Elsie curled up against him, resting her cheek on his chest and closing her eyes. She could fight the union later. For the moment all she wanted was his strength, his comfort, his voice. He held her there, promising without speaking that he wouldn't fail her.
"Will it be worth it in the end?" she asked.
His breath stirred the hair around the base of her neck, "That depends on you."
CHAPTER TWENTY-NINE
Propped comfortably in her bed, the mattress seemed to hold them both in a cocoon of snug warmth, keeping them safe as the ship brought them closer to the end battle. To the moment when Elsie would have to face Reonne and the Dellidus, who Dorian had not forgotten held the body of her father captive. His jacket lay on the bureau, ruined until Elsie could mend the hole, with an alarming array of weaponry on top of it. Elsie was snuggled up against his right side, quietly dozing.

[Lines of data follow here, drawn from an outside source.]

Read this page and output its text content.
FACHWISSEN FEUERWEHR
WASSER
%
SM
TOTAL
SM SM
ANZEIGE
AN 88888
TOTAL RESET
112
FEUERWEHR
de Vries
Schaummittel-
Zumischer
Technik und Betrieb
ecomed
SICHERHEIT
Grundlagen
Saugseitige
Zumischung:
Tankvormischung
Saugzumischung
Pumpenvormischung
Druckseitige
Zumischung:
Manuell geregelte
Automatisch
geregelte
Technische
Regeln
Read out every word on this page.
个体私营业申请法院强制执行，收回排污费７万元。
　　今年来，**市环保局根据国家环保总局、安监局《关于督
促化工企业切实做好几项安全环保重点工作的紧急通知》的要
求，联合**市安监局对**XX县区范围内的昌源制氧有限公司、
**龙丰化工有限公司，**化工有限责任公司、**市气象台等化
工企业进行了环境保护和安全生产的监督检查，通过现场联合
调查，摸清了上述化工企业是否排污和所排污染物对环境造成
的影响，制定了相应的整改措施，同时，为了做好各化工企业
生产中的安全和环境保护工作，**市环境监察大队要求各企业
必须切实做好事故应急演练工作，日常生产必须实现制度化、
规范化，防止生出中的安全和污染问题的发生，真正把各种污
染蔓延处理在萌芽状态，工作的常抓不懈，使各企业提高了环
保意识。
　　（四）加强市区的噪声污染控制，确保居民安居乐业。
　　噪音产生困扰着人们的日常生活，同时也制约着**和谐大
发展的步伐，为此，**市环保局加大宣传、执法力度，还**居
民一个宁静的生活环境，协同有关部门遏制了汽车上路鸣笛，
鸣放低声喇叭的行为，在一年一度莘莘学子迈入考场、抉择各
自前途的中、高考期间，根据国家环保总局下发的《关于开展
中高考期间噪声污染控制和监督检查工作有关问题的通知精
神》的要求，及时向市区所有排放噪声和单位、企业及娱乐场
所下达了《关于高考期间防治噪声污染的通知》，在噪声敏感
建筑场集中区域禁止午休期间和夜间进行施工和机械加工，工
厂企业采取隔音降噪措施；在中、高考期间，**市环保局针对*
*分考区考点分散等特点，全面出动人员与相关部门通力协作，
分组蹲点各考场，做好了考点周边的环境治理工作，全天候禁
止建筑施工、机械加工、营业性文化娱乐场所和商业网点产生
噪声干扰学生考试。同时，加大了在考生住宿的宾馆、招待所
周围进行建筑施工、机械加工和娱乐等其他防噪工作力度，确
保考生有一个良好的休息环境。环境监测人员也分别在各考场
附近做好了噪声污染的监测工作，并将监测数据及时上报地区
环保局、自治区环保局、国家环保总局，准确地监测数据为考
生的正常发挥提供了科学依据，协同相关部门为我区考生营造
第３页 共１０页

He'd noticed on the Brietta that she snored a bit when in deep slumber so he knew she was only on the verge, partly dreaming and partly aware of him. There was a contented sort of feeling from her, as though the moodiness of recent loss had morphed at last into resigned peace.
They'd closed the balcony doors to keep heat in the room, but the glass still allowed for a clear view of the outside. A golden sunset put the room into a glow of many shades of cream and burnished copper, the colors fading bit by bit as the hours past. Shadows formed in the far corners, stretching out in odd, elongated angles with the onset of twilight. He could see the moon, long and crescent, almost reachable just outside the doors. Three or four stars peppered around it, waiting for the day to finish and the night to finally claim the world.

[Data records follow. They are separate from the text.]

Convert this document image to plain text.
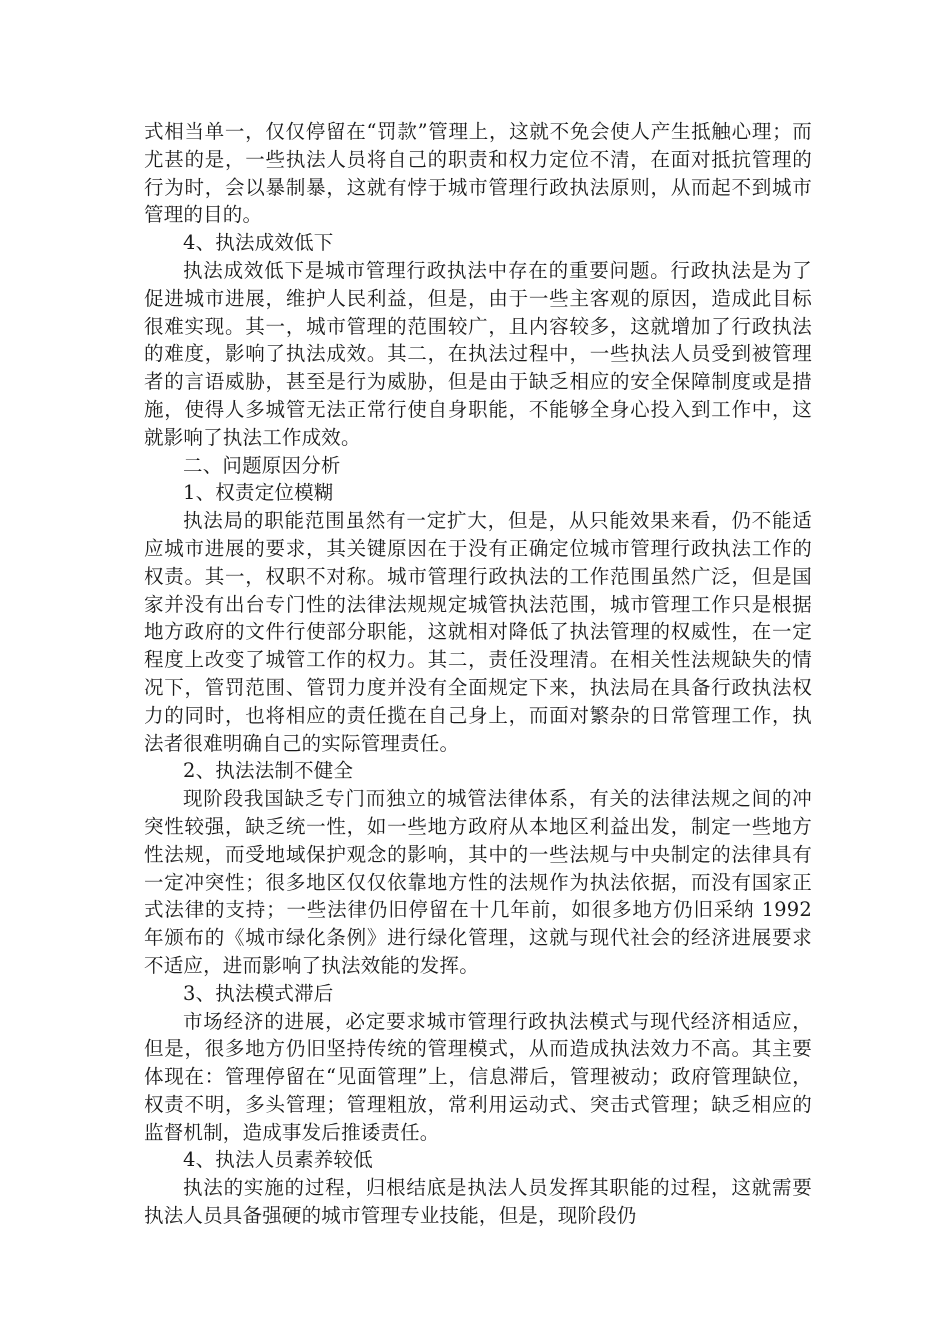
式相当单一，仅仅停留在“罚款”管理上，这就不免会使人产生抵触心理；而尤甚的是，一些执法人员将自己的职责和权力定位不清，在面对抵抗管理的行为时，会以暴制暴，这就有悖于城市管理行政执法原则，从而起不到城市管理的目的。

4、执法成效低下

执法成效低下是城市管理行政执法中存在的重要问题。行政执法是为了促进城市进展，维护人民利益，但是，由于一些主客观的原因，造成此目标很难实现。其一，城市管理的范围较广，且内容较多，这就增加了行政执法的难度，影响了执法成效。其二，在执法过程中，一些执法人员受到被管理者的言语威胁，甚至是行为威胁，但是由于缺乏相应的安全保障制度或是措施，使得人多城管无法正常行使自身职能，不能够全身心投入到工作中，这就影响了执法工作成效。

二、问题原因分析

1、权责定位模糊

执法局的职能范围虽然有一定扩大，但是，从只能效果来看，仍不能适应城市进展的要求，其关键原因在于没有正确定位城市管理行政执法工作的权责。其一，权职不对称。城市管理行政执法的工作范围虽然广泛，但是国家并没有出台专门性的法律法规规定城管执法范围，城市管理工作只是根据地方政府的文件行使部分职能，这就相对降低了执法管理的权威性，在一定程度上改变了城管工作的权力。其二，责任没理清。在相关性法规缺失的情况下，管罚范围、管罚力度并没有全面规定下来，执法局在具备行政执法权力的同时，也将相应的责任揽在自己身上，而面对繁杂的日常管理工作，执法者很难明确自己的实际管理责任。

2、执法法制不健全

现阶段我国缺乏专门而独立的城管法律体系，有关的法律法规之间的冲突性较强，缺乏统一性，如一些地方政府从本地区利益出发，制定一些地方性法规，而受地域保护观念的影响，其中的一些法规与中央制定的法律具有一定冲突性；很多地区仅仅依靠地方性的法规作为执法依据，而没有国家正式法律的支持；一些法律仍旧停留在十几年前，如很多地方仍旧采纳 1992 年颁布的《城市绿化条例》进行绿化管理，这就与现代社会的经济进展要求不适应，进而影响了执法效能的发挥。

3、执法模式滞后

市场经济的进展，必定要求城市管理行政执法模式与现代经济相适应，但是，很多地方仍旧坚持传统的管理模式，从而造成执法效力不高。其主要体现在：管理停留在“见面管理”上，信息滞后，管理被动；政府管理缺位，权责不明，多头管理；管理粗放，常利用运动式、突击式管理；缺乏相应的监督机制，造成事发后推诿责任。

4、执法人员素养较低

执法的实施的过程，归根结底是执法人员发挥其职能的过程，这就需要执法人员具备强硬的城市管理专业技能，但是，现阶段仍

He wasn't certain when he had fallen asleep, but when he awoke the light had gone, replaced with the silver glow of moonlight. A scuffling noise outside of Elsie's door brought him fully awake. Squinting at the door as though he might see through it - this, alas, went beyond even his magic - Dorian focused on his hearing, zeroing in on the three voices just beyond.
"Why me?" - Winslow's voice and Dorian relaxed.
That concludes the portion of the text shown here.